Dogs are welcomed at the Fleece, there are dog treats behind the bar, water bowls available and we even have two types of Dog Beer!

Read #pubdog Tafarns blog

Dog Friendly Cotswolds

The Book

In 2015 “A Workingman’s Castle”, A history of The Fleece Inn by Christopher Mowbray was published. Available at the bar, via our online shop, local shops and Tourist Information Centres, and Amazon.

Written and researched by local journalist and author, Chris Mowbray, with the help and guidance of The Fleece’s landlord, Nigel Smith, the book outlines how the building and its contents represent a unique time capsule which mirrors centuries of rural working class life.

‘A Workingman’s Castle’, unveils the full story of The Fleece Inn and tells how a humble dwelling built as a temporary peasant farmhouse around 1425, eventually became a national treasure attracting visitors from all over the world.

The Book
History

History

The Fleece Inn is without equal in England and has played an enormous part in six centuries of Cotswold history. It was originally built as a longhouse in the time of Chaucer by a farmer named Byrd and remained in the ownership of a single family for virtually the whole time. It has remained largely undisturbed in its architecture since the mid 17th century.
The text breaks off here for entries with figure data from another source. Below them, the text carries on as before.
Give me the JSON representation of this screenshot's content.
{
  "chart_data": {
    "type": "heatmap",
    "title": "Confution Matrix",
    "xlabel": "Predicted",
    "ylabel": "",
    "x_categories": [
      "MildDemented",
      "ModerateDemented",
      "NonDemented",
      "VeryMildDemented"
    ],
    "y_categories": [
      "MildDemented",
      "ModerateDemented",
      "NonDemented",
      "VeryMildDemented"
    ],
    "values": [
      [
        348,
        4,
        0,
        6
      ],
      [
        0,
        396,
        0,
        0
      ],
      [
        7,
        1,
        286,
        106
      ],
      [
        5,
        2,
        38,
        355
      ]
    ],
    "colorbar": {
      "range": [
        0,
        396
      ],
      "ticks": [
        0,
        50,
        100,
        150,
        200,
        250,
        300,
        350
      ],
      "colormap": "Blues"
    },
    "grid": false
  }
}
A pub steeped in history like the Fleece has many stories to tell. The building was already 71 years old when the Lancastrians marched by on their way to final defeat in the Wars of the Roses at the Battle of Tewksbury, and it was 200 years old when the Gunpowder Plotters rode past on their ill-fated attempt to blow up Parliament.

But it’s the people who make a pub and its last private owner, Miss Lola Taplin, whose character is most stamped on The Fleece (or ‘The Ark’ as is was known to the local folk). A direct descendent of the man who built the inn, she lived in it for all her 77 years until she passed away in 1977 in front of the fire in the snug. Lola bequeathed the inn to The National Trust making it the first pub in the country to be owned by the charity.
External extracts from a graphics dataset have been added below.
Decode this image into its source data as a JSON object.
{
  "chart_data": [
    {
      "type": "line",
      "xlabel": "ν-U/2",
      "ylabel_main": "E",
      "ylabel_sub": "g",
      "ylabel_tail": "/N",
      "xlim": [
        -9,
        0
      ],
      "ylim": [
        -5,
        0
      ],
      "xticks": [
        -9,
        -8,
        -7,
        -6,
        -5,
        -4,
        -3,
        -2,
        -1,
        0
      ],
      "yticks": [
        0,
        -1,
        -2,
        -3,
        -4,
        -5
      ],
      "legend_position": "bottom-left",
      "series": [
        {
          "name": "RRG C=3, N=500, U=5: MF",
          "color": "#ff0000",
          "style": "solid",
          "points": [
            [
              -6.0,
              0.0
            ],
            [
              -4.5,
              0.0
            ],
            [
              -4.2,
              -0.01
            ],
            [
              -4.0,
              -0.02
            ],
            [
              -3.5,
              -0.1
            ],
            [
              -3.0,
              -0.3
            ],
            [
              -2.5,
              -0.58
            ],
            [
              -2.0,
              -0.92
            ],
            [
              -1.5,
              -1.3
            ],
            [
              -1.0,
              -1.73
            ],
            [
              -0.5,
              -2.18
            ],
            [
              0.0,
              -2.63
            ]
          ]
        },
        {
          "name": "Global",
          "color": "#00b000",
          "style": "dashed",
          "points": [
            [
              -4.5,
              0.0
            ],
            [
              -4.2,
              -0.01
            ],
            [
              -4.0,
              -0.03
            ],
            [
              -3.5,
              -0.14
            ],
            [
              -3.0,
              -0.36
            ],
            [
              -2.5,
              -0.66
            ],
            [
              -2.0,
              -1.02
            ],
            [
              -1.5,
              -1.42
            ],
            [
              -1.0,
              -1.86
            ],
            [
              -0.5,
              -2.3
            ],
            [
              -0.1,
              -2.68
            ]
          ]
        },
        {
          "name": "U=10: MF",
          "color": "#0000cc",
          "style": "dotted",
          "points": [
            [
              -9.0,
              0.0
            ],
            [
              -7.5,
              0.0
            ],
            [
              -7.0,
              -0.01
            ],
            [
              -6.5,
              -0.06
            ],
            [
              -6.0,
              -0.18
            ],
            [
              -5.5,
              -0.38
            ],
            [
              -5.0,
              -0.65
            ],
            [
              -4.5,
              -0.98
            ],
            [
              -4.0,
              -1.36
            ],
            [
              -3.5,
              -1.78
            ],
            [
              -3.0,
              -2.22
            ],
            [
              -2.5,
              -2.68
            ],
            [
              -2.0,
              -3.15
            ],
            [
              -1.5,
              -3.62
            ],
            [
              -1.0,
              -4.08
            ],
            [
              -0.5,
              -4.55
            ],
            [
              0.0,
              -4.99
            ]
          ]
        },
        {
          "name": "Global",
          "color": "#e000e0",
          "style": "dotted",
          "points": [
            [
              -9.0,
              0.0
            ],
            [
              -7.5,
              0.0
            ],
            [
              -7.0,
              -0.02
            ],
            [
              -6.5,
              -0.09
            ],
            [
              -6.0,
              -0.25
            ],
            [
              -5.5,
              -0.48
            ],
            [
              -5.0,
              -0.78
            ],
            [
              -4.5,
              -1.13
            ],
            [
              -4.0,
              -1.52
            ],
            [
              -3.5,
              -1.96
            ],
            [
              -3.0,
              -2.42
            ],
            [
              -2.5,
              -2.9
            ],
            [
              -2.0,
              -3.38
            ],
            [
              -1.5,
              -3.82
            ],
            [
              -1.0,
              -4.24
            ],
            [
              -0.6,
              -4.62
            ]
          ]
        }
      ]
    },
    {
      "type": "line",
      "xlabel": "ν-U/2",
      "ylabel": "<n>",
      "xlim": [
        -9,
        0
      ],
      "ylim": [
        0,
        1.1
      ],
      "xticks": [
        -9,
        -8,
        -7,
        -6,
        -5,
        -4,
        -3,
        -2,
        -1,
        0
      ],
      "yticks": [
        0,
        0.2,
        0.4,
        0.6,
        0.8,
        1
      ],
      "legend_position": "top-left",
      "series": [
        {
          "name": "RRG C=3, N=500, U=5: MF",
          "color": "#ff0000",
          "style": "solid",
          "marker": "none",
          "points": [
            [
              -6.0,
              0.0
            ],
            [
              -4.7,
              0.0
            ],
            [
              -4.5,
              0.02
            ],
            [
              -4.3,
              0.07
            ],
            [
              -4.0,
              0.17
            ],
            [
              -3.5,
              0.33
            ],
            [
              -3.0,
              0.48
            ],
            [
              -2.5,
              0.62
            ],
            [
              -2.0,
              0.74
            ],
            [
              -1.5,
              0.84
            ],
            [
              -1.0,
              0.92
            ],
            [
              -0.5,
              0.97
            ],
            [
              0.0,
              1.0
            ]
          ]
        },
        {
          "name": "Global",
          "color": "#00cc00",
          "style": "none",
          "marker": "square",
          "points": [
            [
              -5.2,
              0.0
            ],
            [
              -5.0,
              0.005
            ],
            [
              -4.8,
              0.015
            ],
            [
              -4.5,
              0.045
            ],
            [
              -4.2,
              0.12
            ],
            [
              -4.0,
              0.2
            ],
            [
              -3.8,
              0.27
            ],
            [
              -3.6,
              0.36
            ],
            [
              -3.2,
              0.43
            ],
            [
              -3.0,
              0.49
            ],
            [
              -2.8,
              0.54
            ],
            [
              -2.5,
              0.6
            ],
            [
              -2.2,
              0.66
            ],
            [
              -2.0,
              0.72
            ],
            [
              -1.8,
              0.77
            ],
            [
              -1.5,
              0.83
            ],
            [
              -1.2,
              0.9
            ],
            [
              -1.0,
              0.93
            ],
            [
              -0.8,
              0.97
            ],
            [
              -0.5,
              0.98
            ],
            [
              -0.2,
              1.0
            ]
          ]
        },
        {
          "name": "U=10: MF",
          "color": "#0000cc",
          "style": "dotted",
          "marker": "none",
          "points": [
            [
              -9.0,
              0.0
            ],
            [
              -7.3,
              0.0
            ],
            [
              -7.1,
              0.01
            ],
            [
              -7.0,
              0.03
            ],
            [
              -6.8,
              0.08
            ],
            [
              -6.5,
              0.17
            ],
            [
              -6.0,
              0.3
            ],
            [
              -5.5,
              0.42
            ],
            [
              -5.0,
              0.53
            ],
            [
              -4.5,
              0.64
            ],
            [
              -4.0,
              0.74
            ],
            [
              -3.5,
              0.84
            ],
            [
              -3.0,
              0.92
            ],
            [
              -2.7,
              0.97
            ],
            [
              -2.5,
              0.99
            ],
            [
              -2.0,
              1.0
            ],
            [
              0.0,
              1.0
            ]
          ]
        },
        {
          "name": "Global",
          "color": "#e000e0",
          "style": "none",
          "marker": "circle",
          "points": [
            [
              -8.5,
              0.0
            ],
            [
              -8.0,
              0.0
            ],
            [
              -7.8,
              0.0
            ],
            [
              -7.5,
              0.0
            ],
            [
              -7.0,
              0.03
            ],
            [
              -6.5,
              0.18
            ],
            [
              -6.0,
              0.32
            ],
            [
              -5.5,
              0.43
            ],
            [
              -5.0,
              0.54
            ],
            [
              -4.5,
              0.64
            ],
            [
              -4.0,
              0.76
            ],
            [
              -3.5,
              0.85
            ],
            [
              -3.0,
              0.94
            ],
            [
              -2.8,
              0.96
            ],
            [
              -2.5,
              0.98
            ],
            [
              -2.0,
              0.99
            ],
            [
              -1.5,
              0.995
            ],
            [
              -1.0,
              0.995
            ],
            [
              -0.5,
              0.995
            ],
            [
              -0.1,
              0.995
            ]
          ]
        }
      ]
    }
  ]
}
Lola Taplin is fondly remembered in the Fleece and local folklore has it that she still watches over the pub and its people in the incarnation of an owl that sits on the ridge of the thatched barn.
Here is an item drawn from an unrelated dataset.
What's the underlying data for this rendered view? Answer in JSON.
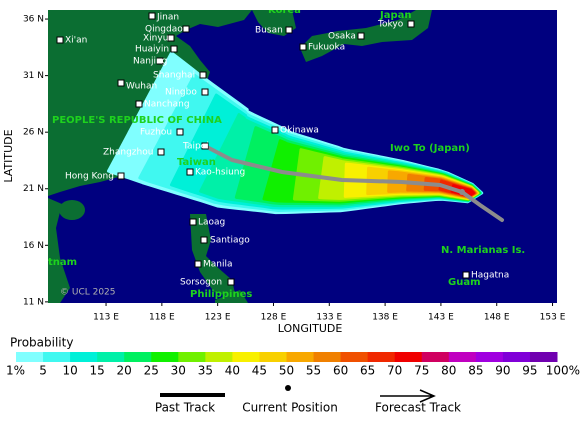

Tragically the Fleece itself nearly passed into history at midday on 27th February 2004, when a spark from a chimney set fire to its thatch and aged timbers. Precious antiques were rescued by the locals while fire fighters tackled the blaze to save the inn from total destruction.

A massive renovation programme followed, the first since the 17th century. The Fleece was carefully restored to retain its integrity and traditional features; the atmosphere and architecture have also remained unchanged. The Pewter collection that has been on open display for over 300 years has been restored and the witch circles repainted, in accordance with local tradition, to prevent witches from entering down the chimneys.